Open mkmoisen opened 3 hours ago

mkmoisen commented 3 hours ago
  1. What versions are you using?

Oracle 19

platform.platform: Linux-4.18.0-372.76.1.el8_6.x86_64-x86_64-with-glibc2.28 sys.maxsize > 2**32: True platform.python_version: 3.13.0

oracledb.version: 2.4.1

  1. Is it an error or a hang or a crash?

Error

  1. What error(s) or behavior you are seeing?

When inserting a naive or a timezone aware datetime into an oracle TIMESTAMP WITH TIMEZONE column, the result is always saved in GMT.

I'm under the impression that it didn't used to do this.

This bug is happening in both thick and thin mode.

  1. Does your application call init_oracle_client()?

The same bug occurs in thinmode and thickmode.

  1. Include a runnable Python script that shows the problem.
CREATE TABLE foo (bar TIMESTAMP WITH TIME ZONE);
import oracledb
oracledb.init_oracle_client()
from datetime import datetime
from zoneinfo import ZoneInfo

conn = oracledb.connect('user/pass@database')
cur = conn.cursor()

naive = datetime(2024, 10, 25, 1, 2, 3)
aware = naive.replace(tzinfo=ZoneInfo('America/Los_Angeles'))

cur.execute('INSERT INTO foo VALUES (:d)', dict(d=naive))
cur.execute('INSERT INTO foo VALUES (:d)', dict(d=aware))

conn.commit()
SELECT * FROM foo

This outputs:

2024-10-25 01:02:03.000000000 GMT
2024-10-25 01:02:03.000000000 GMT
mkmoisen commented 3 hours ago

In Oracle, the way it works seems to make intuitive sense:

This is the equivalent of inserting a naive datetime. Oracle will insert it using the database's timezone:

INSERT INTO foo VALUES (timestamp'2024-10-25 01:02:03'); 

This is the equvialent of inserting an aware datetime. Oracle will insert it using the correct timezone:

INSERT INTO foo VALUES (timestamp'2024-10-25 01:02:03 -07:00'); 

My python code has always passed naive datetimes, and I've relied on the database timezone to be used.

It seems like it has only recently oracledb has starting inserting GMT instead. And I cannot fix this by specifying a timezone aware datetime.

anthony-tuininga commented 3 hours ago

@mkmoisen, python-oracledb (and cx_Oracle before it) has never handled timezone aware datetime instances, mostly due to the fact that there is no C API for doing so. I have given some thought to adding support for it anyway, ensuring that it is opt-in since the performance will be considerably reduced in that case.

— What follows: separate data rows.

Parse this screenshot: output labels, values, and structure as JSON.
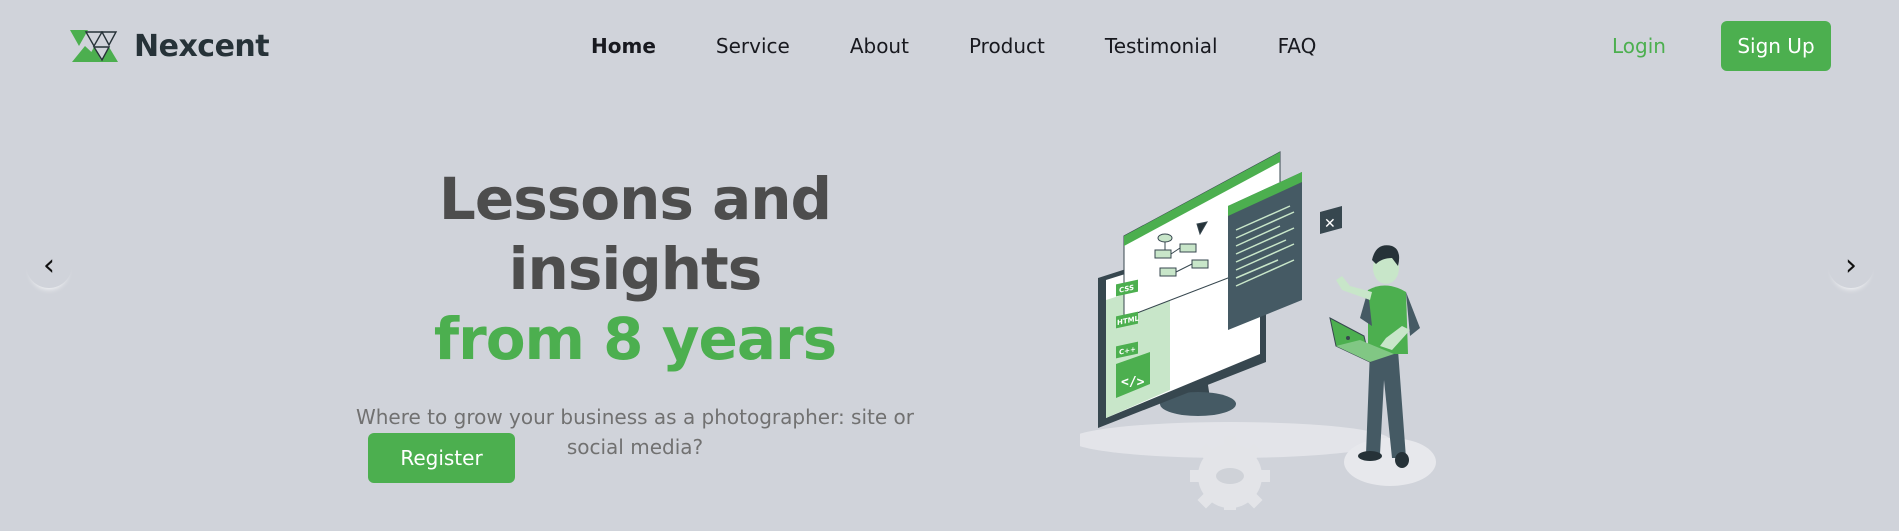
{
  "brand": {
    "name": "Nexcent",
    "accent": "#4caf4f",
    "dark": "#263238"
  },
  "nav": {
    "items": [
      {
        "label": "Home"
      },
      {
        "label": "Service"
      },
      {
        "label": "About"
      },
      {
        "label": "Product"
      },
      {
        "label": "Testimonial"
      },
      {
        "label": "FAQ"
      }
    ],
    "active": "Home"
  },
  "auth": {
    "login_label": "Login",
    "signup_label": "Sign Up"
  },
  "carousel": {
    "prev_symbol": "‹",
    "next_symbol": "›"
  },
  "hero": {
    "title_line1": "Lessons and insights",
    "title_line2": "from 8 years",
    "subtitle": "Where to grow your business as a photographer: site or social media?",
    "cta_label": "Register"
  },
  "illustration": {
    "code_tags": [
      "CSS",
      "HTML",
      "C++"
    ],
    "code_icon": "</>",
    "close_mark": "✕"
  }
}
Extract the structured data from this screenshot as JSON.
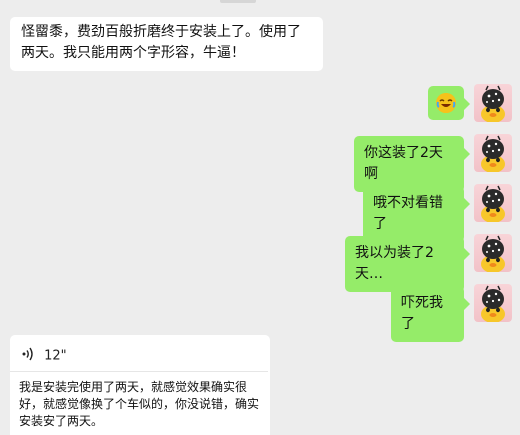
{
  "messages": [
    {
      "side": "in",
      "type": "text",
      "text": "怪罶黍，费劲百般折磨终于安装上了。使用了两天。我只能用两个字形容，牛逼！"
    },
    {
      "side": "out",
      "type": "emoji",
      "emoji": "laughing-crying-face"
    },
    {
      "side": "out",
      "type": "text",
      "text": "你这装了2天啊"
    },
    {
      "side": "out",
      "type": "text",
      "text": "哦不对看错了"
    },
    {
      "side": "out",
      "type": "text",
      "text": "我以为装了2天…"
    },
    {
      "side": "out",
      "type": "text",
      "text": "吓死我了"
    },
    {
      "side": "in",
      "type": "voice",
      "duration": "12\"",
      "transcript": "我是安装完使用了两天，就感觉效果确实很好，就感觉像换了个车似的，你没说错，确实安装安了两天。"
    }
  ],
  "colors": {
    "background": "#ededed",
    "outgoing": "#95ec69",
    "incoming": "#ffffff"
  }
}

Note that when you insert a datetime.datetime instance, the default bind type is DATE, not TIMESTAMP. Try inserting with sysdate vs systimestamp and you will note a difference. Note as well that there is a difference between the database time zone (dbtimezone) and the session time zone (sessiontimezone).

I just tried your code and I see the results coming as expected. Fetching the values back returns the same values (naive, of course) and examining the data in the database shows the session time zone has been applied.

What version of the database and client (in thick mode) are you using?